Le gouvernement congolais a tenu ce vendredi 22 mai 2026 sa 90ème réunion ordinaire du Conseil des ministres à la Cité de l’Union africaine, sous la présidence du Chef de l’État Félix-Antoine Tshisekedi Tshilombo. Une session marquée par la diversité et la densité des sujets inscrits à l’ordre du jour, reflétant l’étendue des défis auxquels la République Démocratique du Congo doit faire face simultanément, des urgences sanitaires aux enjeux diplomatiques, en passant par les ambitions sportives et financières du pays.

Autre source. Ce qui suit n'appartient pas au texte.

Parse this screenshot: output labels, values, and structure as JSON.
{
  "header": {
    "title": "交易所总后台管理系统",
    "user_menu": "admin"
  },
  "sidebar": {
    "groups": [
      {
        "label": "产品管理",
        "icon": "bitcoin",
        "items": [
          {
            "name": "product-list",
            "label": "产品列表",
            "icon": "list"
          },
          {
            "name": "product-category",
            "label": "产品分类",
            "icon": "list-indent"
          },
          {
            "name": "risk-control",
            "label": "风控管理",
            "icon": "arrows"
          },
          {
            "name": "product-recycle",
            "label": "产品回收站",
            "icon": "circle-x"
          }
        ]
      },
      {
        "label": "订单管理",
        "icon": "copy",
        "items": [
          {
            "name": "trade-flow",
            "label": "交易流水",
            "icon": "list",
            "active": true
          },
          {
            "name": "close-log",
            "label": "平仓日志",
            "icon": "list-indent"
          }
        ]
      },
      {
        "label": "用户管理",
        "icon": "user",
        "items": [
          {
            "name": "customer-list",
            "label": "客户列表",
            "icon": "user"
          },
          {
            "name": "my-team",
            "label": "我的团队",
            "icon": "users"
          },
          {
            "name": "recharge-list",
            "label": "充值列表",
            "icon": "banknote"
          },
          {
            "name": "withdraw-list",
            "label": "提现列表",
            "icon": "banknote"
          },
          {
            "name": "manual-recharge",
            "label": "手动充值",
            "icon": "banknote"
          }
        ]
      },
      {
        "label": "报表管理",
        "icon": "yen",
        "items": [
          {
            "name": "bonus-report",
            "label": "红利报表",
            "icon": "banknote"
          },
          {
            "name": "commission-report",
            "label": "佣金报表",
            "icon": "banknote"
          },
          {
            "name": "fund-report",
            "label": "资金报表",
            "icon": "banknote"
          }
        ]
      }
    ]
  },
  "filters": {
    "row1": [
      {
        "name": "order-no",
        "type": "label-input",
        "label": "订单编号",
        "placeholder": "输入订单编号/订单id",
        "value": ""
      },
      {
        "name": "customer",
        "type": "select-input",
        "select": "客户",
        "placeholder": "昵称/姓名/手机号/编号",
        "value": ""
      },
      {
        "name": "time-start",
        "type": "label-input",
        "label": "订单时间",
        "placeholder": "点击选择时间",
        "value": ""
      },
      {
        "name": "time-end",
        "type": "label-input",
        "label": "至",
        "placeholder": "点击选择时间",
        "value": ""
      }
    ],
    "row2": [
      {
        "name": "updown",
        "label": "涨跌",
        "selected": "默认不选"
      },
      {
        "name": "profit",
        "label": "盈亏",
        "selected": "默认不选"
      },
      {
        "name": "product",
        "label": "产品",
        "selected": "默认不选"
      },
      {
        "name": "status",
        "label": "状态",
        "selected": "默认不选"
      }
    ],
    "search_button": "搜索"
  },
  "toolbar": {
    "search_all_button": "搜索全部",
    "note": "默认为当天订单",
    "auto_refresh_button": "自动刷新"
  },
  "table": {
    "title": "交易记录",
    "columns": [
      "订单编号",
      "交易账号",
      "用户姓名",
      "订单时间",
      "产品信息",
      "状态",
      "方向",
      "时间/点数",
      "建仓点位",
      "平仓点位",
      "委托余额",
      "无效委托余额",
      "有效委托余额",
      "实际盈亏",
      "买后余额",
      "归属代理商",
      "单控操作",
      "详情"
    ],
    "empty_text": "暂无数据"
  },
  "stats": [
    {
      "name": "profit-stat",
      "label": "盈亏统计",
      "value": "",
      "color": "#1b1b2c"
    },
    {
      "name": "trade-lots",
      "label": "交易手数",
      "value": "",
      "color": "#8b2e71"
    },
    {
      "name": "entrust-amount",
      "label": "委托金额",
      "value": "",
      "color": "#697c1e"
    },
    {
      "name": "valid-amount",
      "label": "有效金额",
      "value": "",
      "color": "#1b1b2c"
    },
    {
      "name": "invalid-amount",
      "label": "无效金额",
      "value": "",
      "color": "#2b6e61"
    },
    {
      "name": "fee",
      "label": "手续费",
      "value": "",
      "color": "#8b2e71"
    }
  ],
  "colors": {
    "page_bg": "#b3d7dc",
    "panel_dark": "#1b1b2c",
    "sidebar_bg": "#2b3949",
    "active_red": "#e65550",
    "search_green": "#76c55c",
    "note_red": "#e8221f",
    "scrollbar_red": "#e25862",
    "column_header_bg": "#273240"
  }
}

La situation épidémique liée à la résurgence du virus Ebola dans certaines zones des provinces du Nord-Kivu et de l’Ituri a naturellement occupé une place centrale dans les discussions. Déjà au cœur d’une réunion de crise présidentielle quelques jours plus tôt, cette problématique sanitaire demeure une priorité absolue pour l’Exécutif congolais. Le gouvernement entend suivre de près l’évolution de la situation et s’assurer que les mesures de riposte déployées sur le terrain produisent les effets escomptés dans les meilleurs délais.
Sur un registre bien différent, les préparatifs de l’équipe nationale de football pour la Coupe du Monde de la FIFA 2026 ont également figuré à l’agenda de cette session. La qualification des Léopards pour ce rendez-vous planétaire constitue un motif de fierté nationale que le gouvernement entend accompagner avec toute l’attention qu’il mérite. Les discussions autour de la préparation de la sélection témoignent de la volonté des autorités de mettre toutes les chances du côté des joueurs congolais pour une compétition qui s’annonce historique pour le pays.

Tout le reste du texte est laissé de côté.